Köln drew level all the same through Hannes Löhr’s long-range strike and then added a third goal thanks to Heinz Hornig, only for Belgian referee Robert Schaut to chalk it off. “A perfectly fine goal” is how Thielen remembers it. Instead it all came down to Schaut’s tossing of a coin – or plastic disc, to be precise. Liverpool striker St John recounted in his autobiography, Boom at the Kop, that his captain, Ron Yeats, “was often very lucky at the odd flutter on cards and horses”. On this night, added St John, it would be “third time lucky” for Yeats, who had lost the toss at the start of the match and again before extra time.
As for Köln, their usual captain Hans Schäfer was absent, meaning Hans Sturm joined Schaut and Yeats for the tie’s final act. “I was curious and still a bit mad because the 3-2 for us had not been given,” says Thielen. “I wanted to see what would happen at the coin toss and perhaps provide a helping hand, as Hansi Sturm was a nice lad but he was way too good-natured. So I was in the midst of it all. It was a small circle of people and it was very crowded. There was not enough space for all the players to see.”
They would all know the outcome soon enough. While Liverpool would lose their ensuing semi-final against Internazionale, Köln’s efforts across the three legs earned them widespread admiration. “We were the best team in Germany back then but we weren’t popular – kind of like Bayern München now,” says Thielen. “But when we walked into the stadium in Karlsruhe [for a fixture that month], everyone gave us a standing ovation.”

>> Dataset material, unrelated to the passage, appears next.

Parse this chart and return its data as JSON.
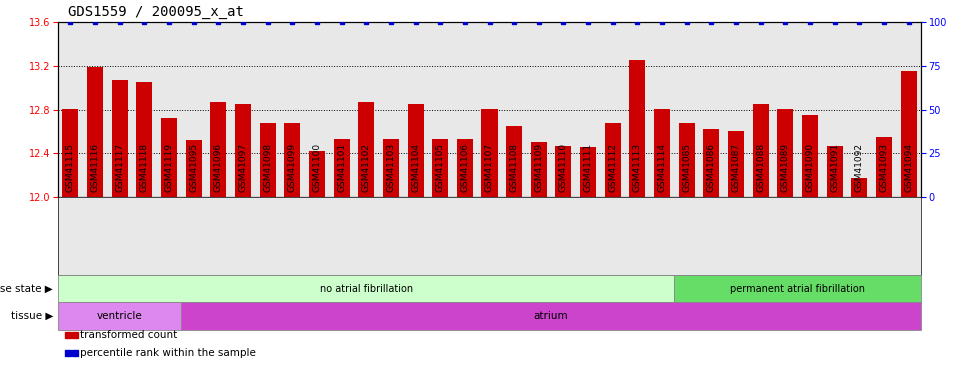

Letters of sympathy arrived from across the continent and, in Thielen’s case, the tie cemented a soft spot for Liverpool, despite the painful conclusion. Cologne and Liverpool had become twin cities in 1952 as both rebuilt after suffering heavy bombing during the Second World War, and Thielen had taken part in the schoolboy matches that were an annual feature of this partnership. “My first foreign trip with the schoolboys team was to Liverpool. We played two matches – one ended 5-5, the other 1-1. You’ll see how it fits with the pattern of draws!”